Eh adalagi yang gak kalah penting, rupanya berat badan gue naik parah. Dulu yang IMT gue kalau turun dua angka bisa dikategoriin kurang gizi, sekarang kalau IMT gue naik dua angka bisa dikategoriin obesitas wkwkwk. Ya untung kenaikannya masih di IMT normal sih. Tapi gue jadi agak sering olahraga soalnya kan postur gue yang membaik ini jadi kayak jelly kalau ditoel aja berasa toeng-toeng (lo ngerti gak sama kalimat ini? wkwkwk gue pusing gimana ngejelasin yang paling pas).
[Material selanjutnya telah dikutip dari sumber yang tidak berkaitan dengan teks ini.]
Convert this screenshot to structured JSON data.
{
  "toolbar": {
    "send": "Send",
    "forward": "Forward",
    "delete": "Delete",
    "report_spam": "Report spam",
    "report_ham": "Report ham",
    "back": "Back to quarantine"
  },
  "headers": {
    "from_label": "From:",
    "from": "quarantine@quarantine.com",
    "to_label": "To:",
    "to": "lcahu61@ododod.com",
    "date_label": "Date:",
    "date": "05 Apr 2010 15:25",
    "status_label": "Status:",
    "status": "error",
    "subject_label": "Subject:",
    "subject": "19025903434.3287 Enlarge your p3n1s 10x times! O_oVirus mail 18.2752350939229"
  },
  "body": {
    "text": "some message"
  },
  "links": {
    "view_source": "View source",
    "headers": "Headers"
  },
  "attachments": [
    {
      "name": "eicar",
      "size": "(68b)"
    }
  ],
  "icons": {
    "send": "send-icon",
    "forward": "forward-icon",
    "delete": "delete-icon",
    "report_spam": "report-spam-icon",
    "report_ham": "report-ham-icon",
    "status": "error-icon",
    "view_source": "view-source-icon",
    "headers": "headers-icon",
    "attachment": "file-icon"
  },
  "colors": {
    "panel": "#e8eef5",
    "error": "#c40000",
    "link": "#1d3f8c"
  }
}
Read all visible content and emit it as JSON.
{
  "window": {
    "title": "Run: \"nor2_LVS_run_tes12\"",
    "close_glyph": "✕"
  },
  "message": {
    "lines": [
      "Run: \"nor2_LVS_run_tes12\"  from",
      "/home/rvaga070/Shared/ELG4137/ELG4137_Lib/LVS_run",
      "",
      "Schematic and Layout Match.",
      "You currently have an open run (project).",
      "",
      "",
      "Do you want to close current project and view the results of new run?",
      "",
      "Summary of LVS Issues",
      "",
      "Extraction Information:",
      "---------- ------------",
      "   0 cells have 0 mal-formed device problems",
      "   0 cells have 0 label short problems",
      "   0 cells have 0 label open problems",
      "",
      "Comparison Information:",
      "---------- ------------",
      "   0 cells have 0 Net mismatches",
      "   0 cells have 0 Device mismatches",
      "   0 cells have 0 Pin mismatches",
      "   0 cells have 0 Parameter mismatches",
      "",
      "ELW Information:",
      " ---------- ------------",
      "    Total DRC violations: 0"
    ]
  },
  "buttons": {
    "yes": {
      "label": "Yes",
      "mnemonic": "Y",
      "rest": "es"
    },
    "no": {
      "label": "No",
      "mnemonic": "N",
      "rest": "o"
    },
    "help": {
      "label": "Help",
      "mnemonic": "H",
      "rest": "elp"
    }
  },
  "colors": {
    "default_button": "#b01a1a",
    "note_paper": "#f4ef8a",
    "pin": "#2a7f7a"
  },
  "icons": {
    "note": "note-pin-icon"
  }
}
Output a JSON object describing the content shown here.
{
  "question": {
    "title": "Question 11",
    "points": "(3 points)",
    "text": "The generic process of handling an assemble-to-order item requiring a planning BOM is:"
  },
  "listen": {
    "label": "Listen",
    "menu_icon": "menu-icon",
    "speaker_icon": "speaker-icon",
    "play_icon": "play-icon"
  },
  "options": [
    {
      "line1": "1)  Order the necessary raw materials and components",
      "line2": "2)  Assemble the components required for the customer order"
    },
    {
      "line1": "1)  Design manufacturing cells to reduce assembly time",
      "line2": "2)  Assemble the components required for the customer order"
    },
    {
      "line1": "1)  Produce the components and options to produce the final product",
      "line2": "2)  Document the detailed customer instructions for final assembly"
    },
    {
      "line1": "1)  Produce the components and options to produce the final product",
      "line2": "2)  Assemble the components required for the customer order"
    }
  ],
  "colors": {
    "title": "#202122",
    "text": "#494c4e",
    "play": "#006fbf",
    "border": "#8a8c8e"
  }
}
Btw, setelah pergolakan hidup gue selama 2017 dan peningkatan keilmuan gue soal kesehatan mental, Allah datengin ke gue orang-orang dengan berbagai masalah yang berat-berat. Ada yang depresi, self-harming, cerita keluarganya, amanahnya, sampe gak tau deh berapa orang yang curhat ke gue pengen bunuh diri (bener-bener sampe udah ada yang pernah nyiapin piso, ada yang udah bulak-balik naik atep tapi gak jadi, dll). Mereka tetiba aja gitu cerita... Di sini gue belajar bahwa tiap ilmu yang masuk ke kepala kita itu ada pertanggungjawabannya untuk diamalkan. Artinya membuat gue sadar dengan keputusan gue untuk lanjut S2 tahun depan (dan mungkin lanjut S3) bukan untuk sebuah kesombongan kalau punya gelar, tapi apakah amalan gue udah pantes buat mengimplemetasikan amanah ilmu setinggi itu?

Udah deh, itu tentang 2017 nya gue. Sekarang 2018 dan sepertinya kisahnya akan lebih asik dari tahun-tahun sebelumnya. I'm so excited!

Oh iya, guys. Selamat menjalani hidup yang sehidup-hidupnya di tahun ini!